Sculpteur sur bronze

« Grâce à ses lignes pures, la 917 évoque le mouvement et la performance sans même avoir besoin de rouler. » Alain Moitrier

Célébrer la vitesse avec des sculptures de bronze, préférer Spirou à Tintin, Porsche à Ferrari… Alain Moitrier est un iconoclaste. Derrière un physique qui fait immanquablement penser à Einstein, se cache un homme dont la discrétion n’a d’égal que le talent. C’est dans un petit garage, installé dans la cour d’un pavillon autrefois bourgeois de la région parisienne, qu’il accueille Christophorus. Une remise de jardin quelconque pour ceux qui n’ont pas la chance d’y pénétrer, une cave aux trésors pour les autres.

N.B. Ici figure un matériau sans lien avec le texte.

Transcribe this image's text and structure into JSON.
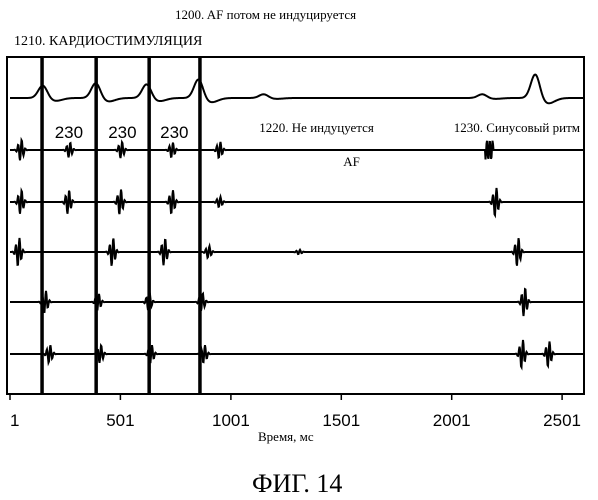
{
  "chart_data": {
    "type": "line",
    "title": "1200. AF потом не индуцируется",
    "subtitle": "1210. КАРДИОСТИМУЛЯЦИЯ",
    "xlabel": "Время, мс",
    "ylabel": "",
    "xlim": [
      1,
      2600
    ],
    "xticks": [
      "1",
      "501",
      "1001",
      "1501",
      "2001",
      "2501"
    ],
    "xtick_values": [
      1,
      501,
      1001,
      1501,
      2001,
      2501
    ],
    "grid": false,
    "pacing_marks_ms": [
      145,
      390,
      630,
      860
    ],
    "pacing_labels": [
      "230",
      "230",
      "230"
    ],
    "annotations": [
      {
        "text": "1220. Не индуцуется",
        "x": 1130
      },
      {
        "text": "AF",
        "x": 1510
      },
      {
        "text": "1230. Синусовый ритм",
        "x": 2010
      }
    ],
    "series": [
      {
        "events": [
          [
            150,
            0.5
          ],
          [
            390,
            0.6
          ],
          [
            620,
            0.55
          ],
          [
            855,
            0.75
          ],
          [
            1150,
            0.15
          ],
          [
            2140,
            0.15
          ],
          [
            2380,
            0.95
          ]
        ]
      },
      {
        "events": [
          [
            50,
            0.7
          ],
          [
            270,
            0.5
          ],
          [
            505,
            0.55
          ],
          [
            735,
            0.5
          ],
          [
            950,
            0.55
          ],
          [
            2170,
            0.95
          ]
        ]
      },
      {
        "events": [
          [
            50,
            0.8
          ],
          [
            265,
            0.8
          ],
          [
            500,
            0.85
          ],
          [
            735,
            0.8
          ],
          [
            950,
            0.35
          ],
          [
            2200,
            0.95
          ]
        ]
      },
      {
        "events": [
          [
            40,
            0.95
          ],
          [
            465,
            0.95
          ],
          [
            700,
            0.9
          ],
          [
            900,
            0.4
          ],
          [
            1310,
            0.15
          ],
          [
            2300,
            0.95
          ]
        ]
      },
      {
        "events": [
          [
            160,
            0.75
          ],
          [
            400,
            0.55
          ],
          [
            630,
            0.55
          ],
          [
            870,
            0.6
          ],
          [
            2330,
            0.95
          ]
        ]
      },
      {
        "events": [
          [
            180,
            0.6
          ],
          [
            410,
            0.6
          ],
          [
            640,
            0.6
          ],
          [
            880,
            0.6
          ],
          [
            2320,
            0.95
          ],
          [
            2440,
            0.85
          ]
        ]
      }
    ]
  },
  "figure_label": "ФИГ. 14"
}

Tous les souvenirs de la vie d’un passionné d’automobile s’entassent ici dans un désordre qui donne à l’endroit une dimension presque religieuse.

C’est à l’étage qu’Alain Moitrier a installé son atelier. Il y règne un capharnaüm indescriptible mais l’endroit, chaleureux et intimiste, distille une atmosphère propre à la création. C’est ici que l’artiste travaille. Sur un coin de table, infime espace libre, trône sa dernière œuvre : une Porsche 917, comme arrêtée au stand, une pin-up en train de se désaltérer assise dans l’encadrement de la porte. Une œuvre à la dimension symbolique forte : « La Porsche 917 m’intéresse depuis toujours pour ses lignes d’une grande pureté. Elle évoque le mouvement sans même avoir besoin de rouler. Elle a aussi marqué l’imaginaire collectif comme étant l’incarnation de la performance pure. J’ai eu envie d’ajouter une pin-up pour apporter une dimension glamour à l’œuvre, qui correspond bien à l’esprit des 24 Heures du Mans », explique-t-il.

L’art de la patience :

L’art de la patience :

De la maquette en glaise à la patine en passant par la fonderie, une œuvre demande plus d’un an de travail.

Un retour aux sources pour l’artiste qui, dans son enfance, passait son temps à dessiner des voitures sur ses cahiers d’école. À cette époque, les études ne le captivent guère, pas plus que la perspective de reprendre l’affaire familiale de fabrique de conserves. Ce qu’il fera pourtant un moment mais sans jamais s’éloigner de sa passion. « J’ai la chance d’avoir besoin de très peu de sommeil. La nuit, je dessinais et le jour, je travaillais à l’usine. Parfois, je dessinais aussi à l’usine ! », se souvient l’artiste. Bien décidé à vivre de sa passion, il écrit à la presse auto qui publie ses dessins.

Au début des années 80, Alain Moitrier aspire à du changement. Il prend alors de la hauteur, suffisamment pour ajouter une nouvelle dimension à son art et passer à la sculpture. Sans jamais s’éloigner de ses muses originelles. Il réalise une Ferrari 250 GT SWB en glaise et soumet son « brouillon » à l’œil expert d’Adrien Maeght. Séduit par la qualité de la réalisation, le collectionneur présente Alain à la célèbre fonderie Susses. Le sculpteur Alain Moitrier était né. Rapidement, il impose sa patte : imprimer du mouvement, de la vitesse même, à des œuvres par définition statiques.

Artiste au sens noble du terme, Alain Moitrier a rarement dérogé à son principe de base : « C’est très rare que j’accepte de travailler sur commande, j’aime trop être libre de faire ce que je veux en fonction de mes idées. » Et il faut de la suite dans les idées pour attaquer une œuvre en bronze. « Entre le travail de recherche préalable et la touche finale apportée à l’œuvre, un an et demi peut s’écouler. Alors qu’il reste encore la patine à réaliser, la Porsche 917 à la pin-up a déjà demandé plus de 150 heures de travail », confie-t-il. Signe du destin, l’œuvre qui met à l’honneur la première Porsche victorieuse aux 24 Heures du Mans a reçu sa touche finale alors que la 917 célèbre ses 50 ans. Un cadeau d’anniversaire en guise d’hommage.